Тогда он послал наводить справки повсюду.
Напомним, что Брут был сыном Сервилии, а в то время, когда Сервилия произвела его на свет, Цезарь был ее любовником.
Затем Цезарь спросил, известно ли, что сталось с тем отважным добровольцем, который первым начал сражение, Крастином.
Крастин погиб, и его тело нашли.
Вот какие подробности о его смерти сообщил человек, сражавшийся рядом с ним.
Он изрубил в куски первых помпеянцев, оказавшихся на его пути, и ворвался в самую гущу вражеских отрядов, крича: «Вперед, за Венеру Победоносную!»
Однако какой-то помпеянец с такой силой вонзил ему в разверстый рот, исторгавший этот гордый клич, свой меч, что острие клинка вышло у него из затылка. Крастин погиб на месте.
Вечером пришли новости о Бруте.
Видя, что битва проиграна, Брут спрятался в болотах, которые тянутся вдоль течения Апидана.
Затем, с наступлением ночи, он добрался до Лариссы.
Там ему стало известно, что Цезарь разыскивает его, и, зная, до какой степени тот беспокоится о нем, он написал ему несколько слов, чтобы успокоить его.
Цезарь тотчас отправил ему послание, призывая его приехать.
Брут явился, и только тогда Цезарь обрел вид человека, счастливого своей победой.
Вечером после сражения Цезарь дал три награды своим солдатам, предоставив им право распределить эти награды так, как они сочтут нужным.
Солдаты присудили первую награду ему самому как человеку, сражавшемуся доблестнее всех.
Вторую награду присудили командиру Десятого легиона.
Третью награду отдали Крастину.
Цезарь приказал вырыть Крастину отдельную могилу, и рядом с телом храброго ветерана туда положили все предметы, составлявшие воинскую награду, которую только что пожаловали погибшему его товарищи.
Цезарю принесли переписку Помпея, которую нетронутой обнаружили в его палатке.
Цезарь сжег ее целиком, не прочитав ни одного письма.
— Что ты делаешь? — спросил его Марк Антоний.
— Я сжигаю эти письма, чтобы не найти в них повода для мести, — ответил Цезарь.
Затем, бросив последний взгляд на поле боя, залитое кровью, на груды трупов и на выкопанные могилы, он воскликнул:
— О боги, будьте мне свидетелями! Это они хотели этого, а не я! Если бы я распустил свою армию, то, несмотря на все мои победы, Катон обвинил бы меня и я был бы приговорен к изгнанию. Но вот в чем вопрос, — добавил он, словно перебивая самого себя, — не лучше ли было быть Фемистоклом-изгнанником, чем Цезарем-победителем?
XX
Мы рассказывали о том, что Помпей обратился в бегство и прибыл в Лариссу.
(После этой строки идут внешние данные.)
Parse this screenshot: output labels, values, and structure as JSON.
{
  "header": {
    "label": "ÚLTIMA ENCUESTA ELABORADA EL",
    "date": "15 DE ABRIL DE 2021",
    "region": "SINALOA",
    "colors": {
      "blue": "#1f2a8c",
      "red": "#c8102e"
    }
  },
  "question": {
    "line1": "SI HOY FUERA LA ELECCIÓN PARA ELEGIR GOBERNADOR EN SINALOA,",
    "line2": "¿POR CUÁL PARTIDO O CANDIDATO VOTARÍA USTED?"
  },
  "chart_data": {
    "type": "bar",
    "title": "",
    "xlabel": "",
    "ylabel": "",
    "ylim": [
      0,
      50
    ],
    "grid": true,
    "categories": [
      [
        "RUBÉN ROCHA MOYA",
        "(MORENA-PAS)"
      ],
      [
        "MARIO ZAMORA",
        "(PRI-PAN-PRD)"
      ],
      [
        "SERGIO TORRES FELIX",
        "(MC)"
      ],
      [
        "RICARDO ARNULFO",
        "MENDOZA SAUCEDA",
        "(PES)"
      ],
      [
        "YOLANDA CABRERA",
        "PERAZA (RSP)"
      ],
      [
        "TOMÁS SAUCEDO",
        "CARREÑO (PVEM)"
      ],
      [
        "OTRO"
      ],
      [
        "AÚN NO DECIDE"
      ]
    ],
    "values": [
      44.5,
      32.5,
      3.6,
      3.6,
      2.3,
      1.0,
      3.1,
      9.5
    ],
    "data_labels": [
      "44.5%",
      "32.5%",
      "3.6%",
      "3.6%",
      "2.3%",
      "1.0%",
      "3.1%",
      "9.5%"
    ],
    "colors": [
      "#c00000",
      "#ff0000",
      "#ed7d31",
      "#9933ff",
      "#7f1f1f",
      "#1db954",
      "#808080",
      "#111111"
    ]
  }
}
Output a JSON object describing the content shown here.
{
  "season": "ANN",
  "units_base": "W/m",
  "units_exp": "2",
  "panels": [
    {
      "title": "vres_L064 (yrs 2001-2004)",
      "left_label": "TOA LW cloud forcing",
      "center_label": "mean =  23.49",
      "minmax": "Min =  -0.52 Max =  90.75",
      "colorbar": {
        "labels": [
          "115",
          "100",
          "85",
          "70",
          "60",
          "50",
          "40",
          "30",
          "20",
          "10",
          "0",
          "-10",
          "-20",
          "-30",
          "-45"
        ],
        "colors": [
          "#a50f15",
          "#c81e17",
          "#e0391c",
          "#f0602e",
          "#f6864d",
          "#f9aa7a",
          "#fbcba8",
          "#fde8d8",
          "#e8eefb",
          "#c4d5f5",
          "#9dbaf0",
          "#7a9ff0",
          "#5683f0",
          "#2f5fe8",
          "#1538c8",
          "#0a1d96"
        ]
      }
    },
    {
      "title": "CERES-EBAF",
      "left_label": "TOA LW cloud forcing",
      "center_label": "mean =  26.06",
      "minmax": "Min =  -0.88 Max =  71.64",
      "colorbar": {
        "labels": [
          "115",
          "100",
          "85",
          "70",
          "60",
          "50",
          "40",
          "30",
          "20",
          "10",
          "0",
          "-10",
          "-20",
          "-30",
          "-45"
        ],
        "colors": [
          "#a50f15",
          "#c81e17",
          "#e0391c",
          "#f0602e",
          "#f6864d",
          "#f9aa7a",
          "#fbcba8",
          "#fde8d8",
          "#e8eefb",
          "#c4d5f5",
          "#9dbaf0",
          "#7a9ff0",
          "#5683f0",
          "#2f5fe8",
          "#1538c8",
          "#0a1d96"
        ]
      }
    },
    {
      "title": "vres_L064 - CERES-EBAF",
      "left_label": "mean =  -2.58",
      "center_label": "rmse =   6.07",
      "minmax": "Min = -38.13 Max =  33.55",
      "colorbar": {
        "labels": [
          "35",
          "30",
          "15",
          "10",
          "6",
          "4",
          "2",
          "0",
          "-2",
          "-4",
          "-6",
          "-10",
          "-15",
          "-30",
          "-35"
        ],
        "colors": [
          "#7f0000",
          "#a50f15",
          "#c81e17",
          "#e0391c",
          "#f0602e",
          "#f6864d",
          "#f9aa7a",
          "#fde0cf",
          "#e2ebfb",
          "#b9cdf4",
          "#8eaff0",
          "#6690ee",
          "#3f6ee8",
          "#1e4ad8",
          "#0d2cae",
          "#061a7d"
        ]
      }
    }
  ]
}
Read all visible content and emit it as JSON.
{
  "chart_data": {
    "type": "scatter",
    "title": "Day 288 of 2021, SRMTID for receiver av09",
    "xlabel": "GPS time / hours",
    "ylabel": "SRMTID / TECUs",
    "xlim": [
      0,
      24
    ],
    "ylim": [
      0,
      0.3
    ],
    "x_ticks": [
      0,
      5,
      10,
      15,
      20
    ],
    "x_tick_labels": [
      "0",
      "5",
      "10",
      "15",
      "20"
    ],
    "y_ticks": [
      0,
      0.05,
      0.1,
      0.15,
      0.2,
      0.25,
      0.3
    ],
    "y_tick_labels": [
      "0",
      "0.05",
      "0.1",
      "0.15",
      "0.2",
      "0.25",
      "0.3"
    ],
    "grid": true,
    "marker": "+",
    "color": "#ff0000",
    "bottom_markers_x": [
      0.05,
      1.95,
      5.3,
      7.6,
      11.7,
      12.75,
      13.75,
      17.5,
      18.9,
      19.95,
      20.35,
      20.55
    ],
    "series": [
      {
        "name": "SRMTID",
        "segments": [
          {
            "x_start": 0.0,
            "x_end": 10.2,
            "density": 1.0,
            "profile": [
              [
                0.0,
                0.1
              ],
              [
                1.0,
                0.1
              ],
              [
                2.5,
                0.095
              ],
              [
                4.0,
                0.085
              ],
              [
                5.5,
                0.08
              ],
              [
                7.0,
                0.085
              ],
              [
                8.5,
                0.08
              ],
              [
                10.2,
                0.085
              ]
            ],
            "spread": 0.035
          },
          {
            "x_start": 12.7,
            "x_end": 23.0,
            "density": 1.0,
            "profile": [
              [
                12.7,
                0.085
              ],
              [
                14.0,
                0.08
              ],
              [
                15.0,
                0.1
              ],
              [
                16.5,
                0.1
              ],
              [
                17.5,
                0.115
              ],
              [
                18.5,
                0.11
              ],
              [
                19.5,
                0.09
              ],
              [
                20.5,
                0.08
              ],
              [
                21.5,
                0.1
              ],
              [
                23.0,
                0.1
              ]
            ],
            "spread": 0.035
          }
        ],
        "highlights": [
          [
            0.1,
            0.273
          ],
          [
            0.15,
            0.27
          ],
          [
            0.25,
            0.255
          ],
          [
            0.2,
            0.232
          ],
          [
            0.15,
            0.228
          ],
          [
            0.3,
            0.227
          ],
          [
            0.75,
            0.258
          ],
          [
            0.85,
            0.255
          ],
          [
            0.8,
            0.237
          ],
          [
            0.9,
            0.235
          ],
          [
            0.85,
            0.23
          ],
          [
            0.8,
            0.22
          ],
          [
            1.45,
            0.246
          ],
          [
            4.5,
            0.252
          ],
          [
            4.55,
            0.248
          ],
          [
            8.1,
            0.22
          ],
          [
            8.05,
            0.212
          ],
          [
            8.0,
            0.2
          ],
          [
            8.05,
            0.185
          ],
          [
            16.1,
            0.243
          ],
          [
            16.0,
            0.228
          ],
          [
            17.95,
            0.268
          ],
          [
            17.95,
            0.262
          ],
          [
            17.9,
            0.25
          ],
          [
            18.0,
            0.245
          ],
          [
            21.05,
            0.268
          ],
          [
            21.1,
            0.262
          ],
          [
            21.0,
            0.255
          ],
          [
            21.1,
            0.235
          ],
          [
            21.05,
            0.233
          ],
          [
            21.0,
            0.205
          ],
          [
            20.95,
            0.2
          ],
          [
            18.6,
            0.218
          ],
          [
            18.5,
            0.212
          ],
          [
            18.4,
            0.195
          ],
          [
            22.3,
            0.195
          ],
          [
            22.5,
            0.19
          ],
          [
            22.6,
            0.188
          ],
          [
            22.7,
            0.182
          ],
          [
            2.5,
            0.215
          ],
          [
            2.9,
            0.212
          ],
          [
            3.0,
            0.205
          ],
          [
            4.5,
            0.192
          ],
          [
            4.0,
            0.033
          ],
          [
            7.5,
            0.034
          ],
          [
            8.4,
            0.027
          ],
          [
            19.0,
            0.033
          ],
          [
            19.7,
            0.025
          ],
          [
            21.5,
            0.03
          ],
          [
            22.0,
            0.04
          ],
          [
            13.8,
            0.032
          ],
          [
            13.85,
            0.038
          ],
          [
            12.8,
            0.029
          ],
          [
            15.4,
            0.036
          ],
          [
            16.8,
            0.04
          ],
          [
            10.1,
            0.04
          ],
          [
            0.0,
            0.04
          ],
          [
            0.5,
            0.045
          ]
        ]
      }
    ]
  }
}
По мере того как он удалялся от поля битвы, те немногие верные ему люди, что сопровождали его в этом бегстве, отставали от него и скрывались из виду. В великих бедствиях есть нечто, кажущееся заразительным, и надо быть чрезвычайно преданным, чтобы не подцепить этот недуг.
К тому же все знали отходчивый нрав Цезаря, и чем скорее эти люди пошли бы на разрыв с Помпеем, тем легче им было бы помириться с Цезарем.
И потому, выезжая из Лариссы, Помпей имел при себе не более пяти или шести человек.
Затем он вступил в восхитительную Темпейскую долину, которую десятью годами позднее Вергилию предстояло воспеть в своих прекрасных стихах.
Терзаемый жаждой, он бросился ничком на землю и испил прямо из реки Пеней, а затем поднялся, снова сел на коня и направился в сторону моря.
Какому человеческому взору позволено будет разведать то, что происходило тогда в душе этого человека?
Еще вчера властелин всего света, сегодня он не был даже хозяином собственной жизни.
Еще вчера он мог разделить мир с Цезарем, взяв себе, по своему выбору, Восток или Запад.
А сегодня куда ему бежать, под каким кровом обретет он пристанище, какое дерево укроет его своей тенью?
С наступлением ночи он добрался до берега моря, а затем повернул направо, следуя вдоль подножия горы Оссы, как если бы направлялся в Эримны.
Наконец, он отыскал рыбацкую хижину и попросил у ее хозяина гостеприимства для себя и нескольких своих спутников.
Гостеприимство было ему оказано.
После Фарсала он не обронил ни слова. Все чтили его молчание, исполненное мрачных раздумий.
Он бросился на циновку и притворился, что спит.